DUBAI: All food items, including staples such as bread and rice, along with utility bills, are expected to be taxed by UAE government from January 1, 2018, according to a set of draft executive regulations of the Federal Tax Authority.
Speaking to Gulf News, Director-General of the FTA, Khalid Al Bustani, said: “The law in the GCC agreement said that any food items would be under the sovereign right of the government to include it [as a zero-rated item]. The law that has been issued did not include it.”
Moreover, the document refers to water and electricity as supplied goods and will, therefore, subject them to a five percent value-added tax.
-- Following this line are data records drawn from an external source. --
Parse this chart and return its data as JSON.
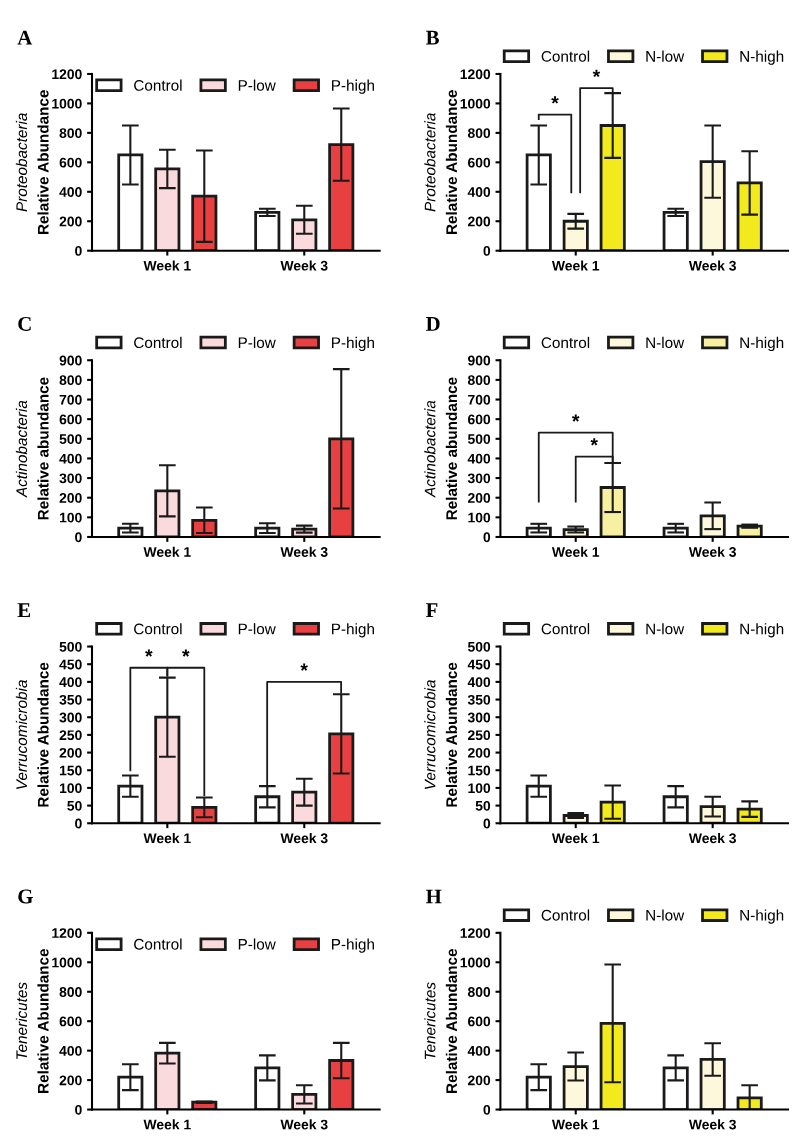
{
  "chart_data": [
    {
      "type": "bar",
      "title": "A",
      "ylabel": "Proteobacteria\nRelative Abundance",
      "categories": [
        "Week 1",
        "Week 3"
      ],
      "ylim": [
        0,
        1200
      ],
      "yticks": [
        0,
        200,
        400,
        600,
        800,
        1000,
        1200
      ],
      "legend": "top",
      "grid": false,
      "series": [
        {
          "name": "Control",
          "color": "#ffffff",
          "values": [
            650,
            260
          ],
          "errors": [
            200,
            25
          ]
        },
        {
          "name": "P-low",
          "color": "#fadadd",
          "values": [
            555,
            210
          ],
          "errors": [
            130,
            95
          ]
        },
        {
          "name": "P-high",
          "color": "#e84040",
          "values": [
            370,
            720
          ],
          "errors": [
            310,
            245
          ]
        }
      ]
    },
    {
      "type": "bar",
      "title": "B",
      "ylabel": "Proteobacteria\nRelative Abundance",
      "categories": [
        "Week 1",
        "Week 3"
      ],
      "ylim": [
        0,
        1200
      ],
      "yticks": [
        0,
        200,
        400,
        600,
        800,
        1000,
        1200
      ],
      "legend": "top",
      "grid": false,
      "annotations": [
        "*",
        "*"
      ],
      "series": [
        {
          "name": "Control",
          "color": "#ffffff",
          "values": [
            650,
            260
          ],
          "errors": [
            200,
            25
          ]
        },
        {
          "name": "N-low",
          "color": "#fdf8dc",
          "values": [
            200,
            605
          ],
          "errors": [
            50,
            245
          ]
        },
        {
          "name": "N-high",
          "color": "#f2ea1c",
          "values": [
            850,
            460
          ],
          "errors": [
            220,
            215
          ]
        }
      ]
    },
    {
      "type": "bar",
      "title": "C",
      "ylabel": "Actinobacteria\nRelative abundance",
      "categories": [
        "Week 1",
        "Week 3"
      ],
      "ylim": [
        0,
        900
      ],
      "yticks": [
        0,
        100,
        200,
        300,
        400,
        500,
        600,
        700,
        800,
        900
      ],
      "legend": "top",
      "grid": false,
      "series": [
        {
          "name": "Control",
          "color": "#ffffff",
          "values": [
            45,
            45
          ],
          "errors": [
            22,
            25
          ]
        },
        {
          "name": "P-low",
          "color": "#fadadd",
          "values": [
            235,
            40
          ],
          "errors": [
            130,
            18
          ]
        },
        {
          "name": "P-high",
          "color": "#e84040",
          "values": [
            85,
            500
          ],
          "errors": [
            65,
            355
          ]
        }
      ]
    },
    {
      "type": "bar",
      "title": "D",
      "ylabel": "Actinobacteria\nRelative abundance",
      "categories": [
        "Week 1",
        "Week 3"
      ],
      "ylim": [
        0,
        900
      ],
      "yticks": [
        0,
        100,
        200,
        300,
        400,
        500,
        600,
        700,
        800,
        900
      ],
      "legend": "top",
      "grid": false,
      "annotations": [
        "*",
        "*"
      ],
      "series": [
        {
          "name": "Control",
          "color": "#ffffff",
          "values": [
            45,
            45
          ],
          "errors": [
            22,
            22
          ]
        },
        {
          "name": "N-low",
          "color": "#fdf8dc",
          "values": [
            38,
            108
          ],
          "errors": [
            15,
            68
          ]
        },
        {
          "name": "N-high",
          "color": "#f7f0a0",
          "values": [
            252,
            55
          ],
          "errors": [
            125,
            8
          ]
        }
      ]
    },
    {
      "type": "bar",
      "title": "E",
      "ylabel": "Verrucomicrobia\nRelative Abundance",
      "categories": [
        "Week 1",
        "Week 3"
      ],
      "ylim": [
        0,
        500
      ],
      "yticks": [
        0,
        50,
        100,
        150,
        200,
        250,
        300,
        350,
        400,
        450,
        500
      ],
      "legend": "top",
      "grid": false,
      "annotations": [
        "*",
        "*",
        "*"
      ],
      "series": [
        {
          "name": "Control",
          "color": "#ffffff",
          "values": [
            105,
            75
          ],
          "errors": [
            30,
            30
          ]
        },
        {
          "name": "P-low",
          "color": "#fadadd",
          "values": [
            300,
            88
          ],
          "errors": [
            112,
            38
          ]
        },
        {
          "name": "P-high",
          "color": "#e84040",
          "values": [
            45,
            253
          ],
          "errors": [
            28,
            112
          ]
        }
      ]
    },
    {
      "type": "bar",
      "title": "F",
      "ylabel": "Verrucomicrobia\nRelative Abundance",
      "categories": [
        "Week 1",
        "Week 3"
      ],
      "ylim": [
        0,
        500
      ],
      "yticks": [
        0,
        50,
        100,
        150,
        200,
        250,
        300,
        350,
        400,
        450,
        500
      ],
      "legend": "top",
      "grid": false,
      "series": [
        {
          "name": "Control",
          "color": "#ffffff",
          "values": [
            105,
            75
          ],
          "errors": [
            30,
            30
          ]
        },
        {
          "name": "N-low",
          "color": "#fdf8dc",
          "values": [
            22,
            47
          ],
          "errors": [
            7,
            28
          ]
        },
        {
          "name": "N-high",
          "color": "#f2ea1c",
          "values": [
            60,
            40
          ],
          "errors": [
            47,
            22
          ]
        }
      ]
    },
    {
      "type": "bar",
      "title": "G",
      "ylabel": "Tenericutes\nRelative Abundance",
      "categories": [
        "Week 1",
        "Week 3"
      ],
      "ylim": [
        0,
        1200
      ],
      "yticks": [
        0,
        200,
        400,
        600,
        800,
        1000,
        1200
      ],
      "legend": "top",
      "grid": false,
      "series": [
        {
          "name": "Control",
          "color": "#ffffff",
          "values": [
            220,
            283
          ],
          "errors": [
            88,
            85
          ]
        },
        {
          "name": "P-low",
          "color": "#fadadd",
          "values": [
            383,
            103
          ],
          "errors": [
            70,
            62
          ]
        },
        {
          "name": "P-high",
          "color": "#e84040",
          "values": [
            50,
            333
          ],
          "errors": [
            5,
            120
          ]
        }
      ]
    },
    {
      "type": "bar",
      "title": "H",
      "ylabel": "Tenericutes\nRelative Abundance",
      "categories": [
        "Week 1",
        "Week 3"
      ],
      "ylim": [
        0,
        1200
      ],
      "yticks": [
        0,
        200,
        400,
        600,
        800,
        1000,
        1200
      ],
      "legend": "top",
      "grid": false,
      "series": [
        {
          "name": "Control",
          "color": "#ffffff",
          "values": [
            220,
            283
          ],
          "errors": [
            88,
            85
          ]
        },
        {
          "name": "N-low",
          "color": "#fdf8dc",
          "values": [
            292,
            340
          ],
          "errors": [
            95,
            110
          ]
        },
        {
          "name": "N-high",
          "color": "#f2ea1c",
          "values": [
            585,
            80
          ],
          "errors": [
            400,
            85
          ]
        }
      ]
    }
  ]
}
In the category, other taxable goods include “supply of water and all forms of energy including electricity and gas … whether used for lighting, or heating, or cooling, or air-conditioning or any other purposes”.
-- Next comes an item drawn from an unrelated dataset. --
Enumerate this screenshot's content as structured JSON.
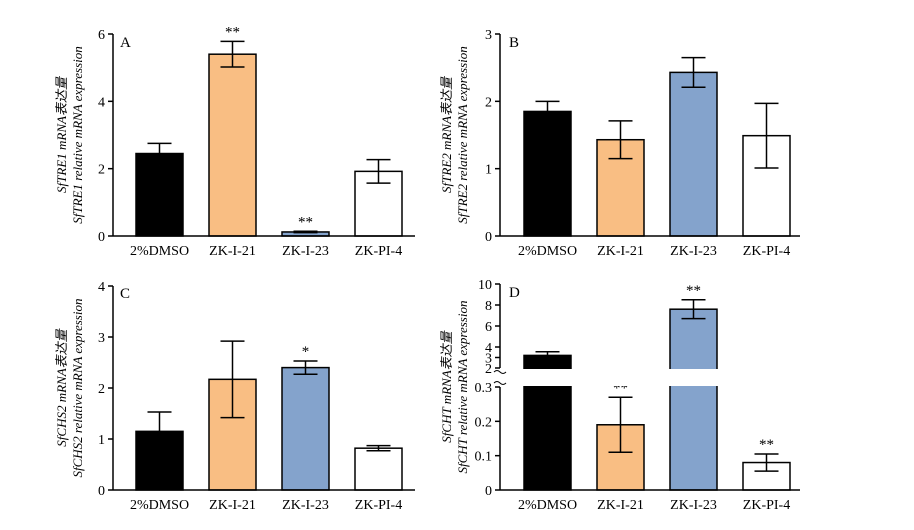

Senior VAT manager at PricewaterhouseCoopers (PwC), Julie Bronzi said: “From the beginning, it has been clear that when we talk about power and water, there’s no specific exemption or zero rating.”
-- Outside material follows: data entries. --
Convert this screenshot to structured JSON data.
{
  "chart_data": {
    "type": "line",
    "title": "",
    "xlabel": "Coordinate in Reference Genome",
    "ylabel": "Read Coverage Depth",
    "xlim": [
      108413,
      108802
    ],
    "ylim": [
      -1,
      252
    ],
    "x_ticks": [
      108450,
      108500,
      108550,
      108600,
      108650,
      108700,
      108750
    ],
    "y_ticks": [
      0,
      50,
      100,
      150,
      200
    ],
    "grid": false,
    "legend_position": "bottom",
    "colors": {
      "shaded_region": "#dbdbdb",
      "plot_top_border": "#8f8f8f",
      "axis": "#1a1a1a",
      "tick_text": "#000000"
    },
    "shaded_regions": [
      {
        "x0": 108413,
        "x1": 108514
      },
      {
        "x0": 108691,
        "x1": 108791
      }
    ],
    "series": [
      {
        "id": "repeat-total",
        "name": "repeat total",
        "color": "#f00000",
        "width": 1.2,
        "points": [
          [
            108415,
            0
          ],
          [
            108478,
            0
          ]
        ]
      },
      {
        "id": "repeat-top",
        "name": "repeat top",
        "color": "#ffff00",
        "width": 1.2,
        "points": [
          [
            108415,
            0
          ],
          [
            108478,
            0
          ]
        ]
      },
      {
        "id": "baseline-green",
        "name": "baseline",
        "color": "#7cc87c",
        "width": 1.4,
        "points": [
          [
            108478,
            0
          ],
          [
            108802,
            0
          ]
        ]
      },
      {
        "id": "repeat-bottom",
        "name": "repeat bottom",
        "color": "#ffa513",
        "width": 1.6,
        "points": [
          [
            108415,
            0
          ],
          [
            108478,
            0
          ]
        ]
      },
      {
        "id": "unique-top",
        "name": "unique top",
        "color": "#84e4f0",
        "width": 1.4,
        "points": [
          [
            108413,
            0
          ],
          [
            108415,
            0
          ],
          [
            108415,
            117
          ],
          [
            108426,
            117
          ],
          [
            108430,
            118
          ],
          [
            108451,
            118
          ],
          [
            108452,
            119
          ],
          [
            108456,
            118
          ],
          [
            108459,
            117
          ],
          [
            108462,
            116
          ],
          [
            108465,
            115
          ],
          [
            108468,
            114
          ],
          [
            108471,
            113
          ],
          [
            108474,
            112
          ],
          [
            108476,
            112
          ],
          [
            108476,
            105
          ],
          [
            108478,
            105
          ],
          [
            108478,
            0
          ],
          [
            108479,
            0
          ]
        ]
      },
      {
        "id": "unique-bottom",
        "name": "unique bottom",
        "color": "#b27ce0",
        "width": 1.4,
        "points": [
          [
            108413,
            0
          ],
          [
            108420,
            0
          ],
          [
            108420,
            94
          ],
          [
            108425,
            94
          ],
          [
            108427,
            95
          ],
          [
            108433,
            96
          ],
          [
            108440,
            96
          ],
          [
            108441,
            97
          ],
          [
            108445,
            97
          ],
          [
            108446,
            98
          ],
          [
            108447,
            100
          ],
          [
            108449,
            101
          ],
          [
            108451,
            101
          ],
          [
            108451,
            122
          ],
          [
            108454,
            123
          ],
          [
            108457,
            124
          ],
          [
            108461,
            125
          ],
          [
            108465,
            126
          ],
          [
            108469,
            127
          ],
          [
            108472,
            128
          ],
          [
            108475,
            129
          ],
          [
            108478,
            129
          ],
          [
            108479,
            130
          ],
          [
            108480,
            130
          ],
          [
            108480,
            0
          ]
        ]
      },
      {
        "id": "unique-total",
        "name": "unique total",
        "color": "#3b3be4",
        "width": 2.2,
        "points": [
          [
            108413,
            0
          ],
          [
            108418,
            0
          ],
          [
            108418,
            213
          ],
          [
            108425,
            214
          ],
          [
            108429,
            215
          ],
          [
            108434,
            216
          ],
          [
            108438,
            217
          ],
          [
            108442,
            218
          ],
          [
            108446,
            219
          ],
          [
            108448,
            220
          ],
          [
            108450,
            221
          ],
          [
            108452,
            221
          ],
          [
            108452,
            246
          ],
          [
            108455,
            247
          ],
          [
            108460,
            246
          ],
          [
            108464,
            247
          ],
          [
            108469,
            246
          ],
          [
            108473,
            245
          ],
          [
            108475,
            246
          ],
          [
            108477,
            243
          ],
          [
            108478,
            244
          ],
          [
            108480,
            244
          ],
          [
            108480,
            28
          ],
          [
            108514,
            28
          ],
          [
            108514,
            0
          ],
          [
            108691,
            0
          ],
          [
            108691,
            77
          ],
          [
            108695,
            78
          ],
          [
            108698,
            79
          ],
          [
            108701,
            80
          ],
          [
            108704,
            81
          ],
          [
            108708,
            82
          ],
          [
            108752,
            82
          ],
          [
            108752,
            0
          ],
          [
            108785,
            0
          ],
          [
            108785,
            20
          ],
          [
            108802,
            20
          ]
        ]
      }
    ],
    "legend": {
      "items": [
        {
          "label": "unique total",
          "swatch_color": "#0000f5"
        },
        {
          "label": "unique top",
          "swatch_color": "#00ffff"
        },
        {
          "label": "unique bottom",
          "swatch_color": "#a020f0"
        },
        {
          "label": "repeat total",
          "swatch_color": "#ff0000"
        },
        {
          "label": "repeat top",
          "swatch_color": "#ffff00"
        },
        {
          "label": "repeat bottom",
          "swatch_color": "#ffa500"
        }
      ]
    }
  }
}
“It’s not out of the blue,” she added, explaining that many people wondered if entities such as Dubai Water and Electricity Authority (Dewa) would be subjected to VAT or not.
“I think it’s clear for now that there’s no exemption, which is not surprising as it’s the same in Europe, where electricity and water are subject to VAT,” Bronzi remarked.
The expert was quick to stress that since Wednesday’s draft executive regulations had been retracted, they should be taken with a pinch of salt.